A member has suggested we draw this book to your attention – if anybody has read it and wants to provide a review please add as a comment. The words below are provided by the author.

1941 and the fate of the world hangs in the balance. Across the stormy North Atlantic battle rages between wolf packs of U-boats and the escort ships fighting to protect the Allies’ vital convoys. Meanwhile teams of codebreakers at Bletchley Park struggle to penetrate the German Navy’s Top-Secret Enigma code, and unlock the flow of vital intelligence that will swing the battle in the Allies favour.

Sea of Wolves plots the lives of three people caught up in the centre of the battle. Vera Baldwin, a young crossword-enthusiast, lifted from her quiet suburban life and thrown into the middle of the greatest codebreaking effort the world has seen. Otto Stuckmann, the rookie commander of U70, a German naval veteran struggling with the ceaseless demands being placed on him.
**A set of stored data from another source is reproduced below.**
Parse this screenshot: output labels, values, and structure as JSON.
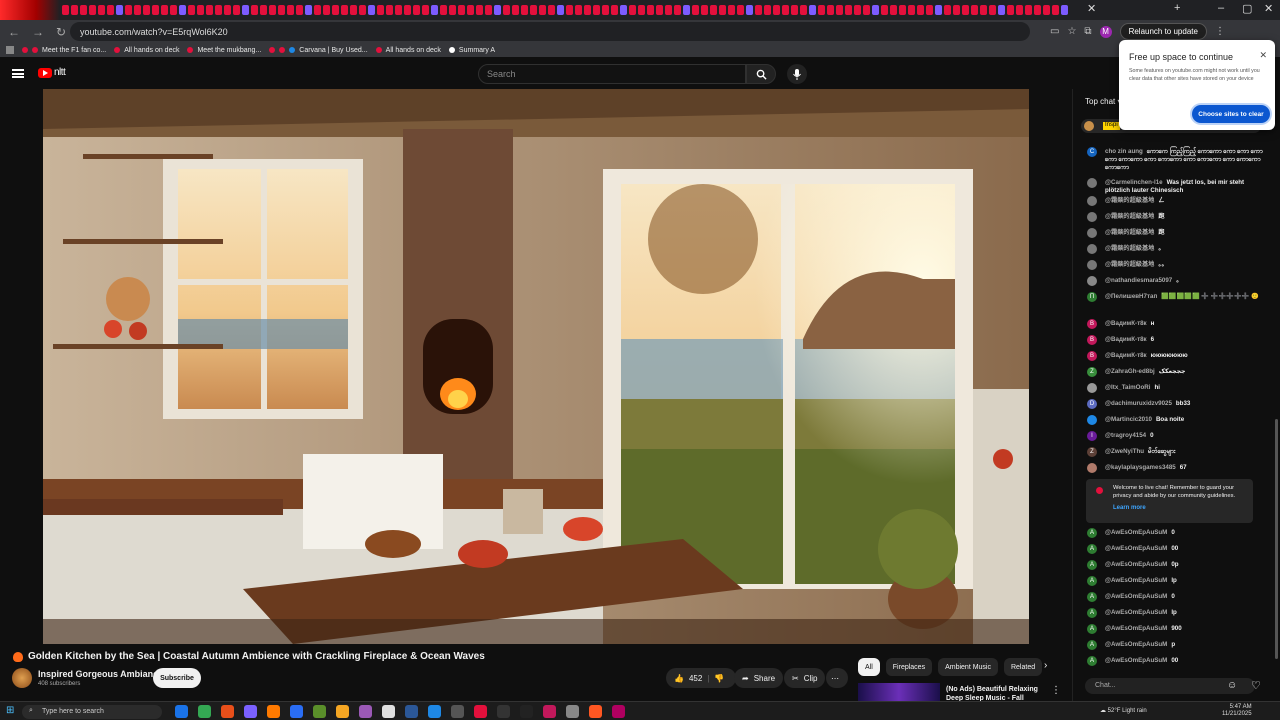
{
  "browser": {
    "url": "youtube.com/watch?v=E5rqWol6K20",
    "relaunch_label": "Relaunch to update",
    "profile_initial": "M",
    "bookmarks": [
      "Meet the F1 fan co...",
      "All hands on deck",
      "Meet the mukbang...",
      "Carvana | Buy Used...",
      "All hands on deck",
      "Summary A"
    ]
  },
  "youtube": {
    "search_placeholder": "Search",
    "logo_suffix": "nltt"
  },
  "video": {
    "title": "Golden Kitchen by the Sea | Coastal Autumn Ambience with Crackling Fireplace & Ocean Waves",
    "channel": "Inspired Gorgeous Ambiance",
    "subscribers": "408 subscribers",
    "subscribe_label": "Subscribe",
    "likes": "452",
    "share_label": "Share",
    "clip_label": "Clip"
  },
  "related": {
    "chips": [
      "All",
      "Fireplaces",
      "Ambient Music",
      "Related"
    ],
    "first_title": "(No Ads) Beautiful Relaxing Deep Sleep Music - Fall Asleep"
  },
  "chat": {
    "header": "Top chat",
    "pinned_tag": "Inspi",
    "messages": [
      {
        "author": "cho zin aung",
        "text": "ကောကေ ကြည့်ကြည့် ကောကော ကော ကော ကောကော ကောကော ကော ကောကော ကော ကောကော ကော ကောကော ကောကော",
        "avatar": "C",
        "color": "#1565c0"
      },
      {
        "author": "@Carmelinchen-l1e",
        "text": "Was jetzt los, bei mir steht plötzlich lauter Chinesisch",
        "avatar": "",
        "color": "#777"
      },
      {
        "author": "@霜燚的超級基地",
        "text": "ㄥ",
        "avatar": "",
        "color": "#777"
      },
      {
        "author": "@霜燚的超級基地",
        "text": "跑",
        "avatar": "",
        "color": "#777"
      },
      {
        "author": "@霜燚的超級基地",
        "text": "跑",
        "avatar": "",
        "color": "#777"
      },
      {
        "author": "@霜燚的超級基地",
        "text": "。",
        "avatar": "",
        "color": "#777"
      },
      {
        "author": "@霜燚的超級基地",
        "text": "。。",
        "avatar": "",
        "color": "#777"
      },
      {
        "author": "@nathandiesmara5097",
        "text": "。",
        "avatar": "",
        "color": "#888"
      },
      {
        "author": "@ПелишевН7тап",
        "text": "🟩🟩🟩🟩🟩 ➕ ➕➕➕➕➕ 🙂",
        "avatar": "П",
        "color": "#2e7d32"
      },
      {
        "author": "@ВадимК-т8к",
        "text": "н",
        "avatar": "B",
        "color": "#c2185b"
      },
      {
        "author": "@ВадимК-т8к",
        "text": "6",
        "avatar": "B",
        "color": "#c2185b"
      },
      {
        "author": "@ВадимК-т8к",
        "text": "ююююююю",
        "avatar": "B",
        "color": "#c2185b"
      },
      {
        "author": "@ZahraGh-ed8bj",
        "text": "جججعکک",
        "avatar": "Z",
        "color": "#388e3c"
      },
      {
        "author": "@Itx_TaimOoRi",
        "text": "hi",
        "avatar": "",
        "color": "#999"
      },
      {
        "author": "@dachimuruxidzv9025",
        "text": "bb33",
        "avatar": "D",
        "color": "#5c6bc0"
      },
      {
        "author": "@Martincic2010",
        "text": "Boa noite",
        "avatar": "",
        "color": "#1e88e5"
      },
      {
        "author": "@tragroy4154",
        "text": "0",
        "avatar": "I",
        "color": "#6a1b9a"
      },
      {
        "author": "@ZweNyiThu",
        "text": "မိတ်ဆွေများ",
        "avatar": "Z",
        "color": "#5d4037"
      },
      {
        "author": "@kaylaplaysgames3485",
        "text": "67",
        "avatar": "",
        "color": "#b07a6a"
      }
    ],
    "welcome_text": "Welcome to live chat! Remember to guard your privacy and abide by our community guidelines.",
    "learn_more": "Learn more",
    "messages2": [
      {
        "author": "@AwEsOmEpAuSuM",
        "text": "0"
      },
      {
        "author": "@AwEsOmEpAuSuM",
        "text": "00"
      },
      {
        "author": "@AwEsOmEpAuSuM",
        "text": "0p"
      },
      {
        "author": "@AwEsOmEpAuSuM",
        "text": "lp"
      },
      {
        "author": "@AwEsOmEpAuSuM",
        "text": "0"
      },
      {
        "author": "@AwEsOmEpAuSuM",
        "text": "lp"
      },
      {
        "author": "@AwEsOmEpAuSuM",
        "text": "900"
      },
      {
        "author": "@AwEsOmEpAuSuM",
        "text": "p"
      },
      {
        "author": "@AwEsOmEpAuSuM",
        "text": "00"
      }
    ],
    "input_placeholder": "Chat..."
  },
  "popup": {
    "title": "Free up space to continue",
    "body": "Some features on youtube.com might not work until you clear data that other sites have stored on your device",
    "button": "Choose sites to clear"
  },
  "taskbar": {
    "search_placeholder": "Type here to search",
    "weather": "52°F Light rain",
    "time": "5:47 AM",
    "date": "11/21/2025"
  }
}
Leonard Cole, the newly appointed first lieutenant of HMS Protea and a man with unfinished business to resolve. Each is unknown to the others as their fates spiral around each other, touching and twisting towards a final encounter that will change their lives forever.

Why I wrote Sea of Wolves

I am best known as an author of nautical fiction set in the Royal Navy of Nelson’s time, but after the publication of the eighth book in my Alexander Clay series, I felt the need to try something fresh. My main love is the sea, so my writing needed to contain this element, and I have long felt drawn to the Battle of the Atlantic in the Second World War.

This was the longest and hardest campaign of the war. German U-boats were on station there from the day Poland was invaded until the day Germany surrendered, locked in battle with allied escort ships trying to shepherd their vital convoys of merchantmen through to safety, often in appalling weather. It was also the only theatre where the whole war could be won or lost, and both sides knew it. About 3,500 allied ships were sunk, or almost two for each day of the war and over thirty thousand merchant sailors were killed. The German navy lost 783 U-boats and twenty-seven thousand crew, which was threequarters of the men who served. This rate of fatalities was the greatest of any service in any armed force in the Second World War. Yet it is a campaign that has been largely ignored by historical fiction, with the honourable exception of Nicholas Monserrat’s The Cruel Sea and C.S. Forrester’s The Good Shepherd (both published over sixty years ago). A fresh novel was long overdue, I concluded, and the result was Sea of Wolves.

About the Author

Philip K Allan comes from Hertfordshire where he lives with his wife and two teenage daughters. He has an excellent knowledge of ships and the sea. He studied naval history as part of his history degree at London University, which awoke a lifelong passion. A longstanding member of the Society for Nautical Research, he is also a keen sailor and writes for the US Naval Institute’s magazine Naval History

He is author of the Alexander Clay series of naval fiction. The first book in the series, The Captain’s Nephew, was published in January 2018, and immediately went into the Amazon top 100 bestseller list for Sea Adventures. The sequel, A Sloop of War, was published in March 2018, and was similarly well received, winning the Discovered Diamonds Book of the Month. He has since published six further books in the series, as well as Sea of Wolves.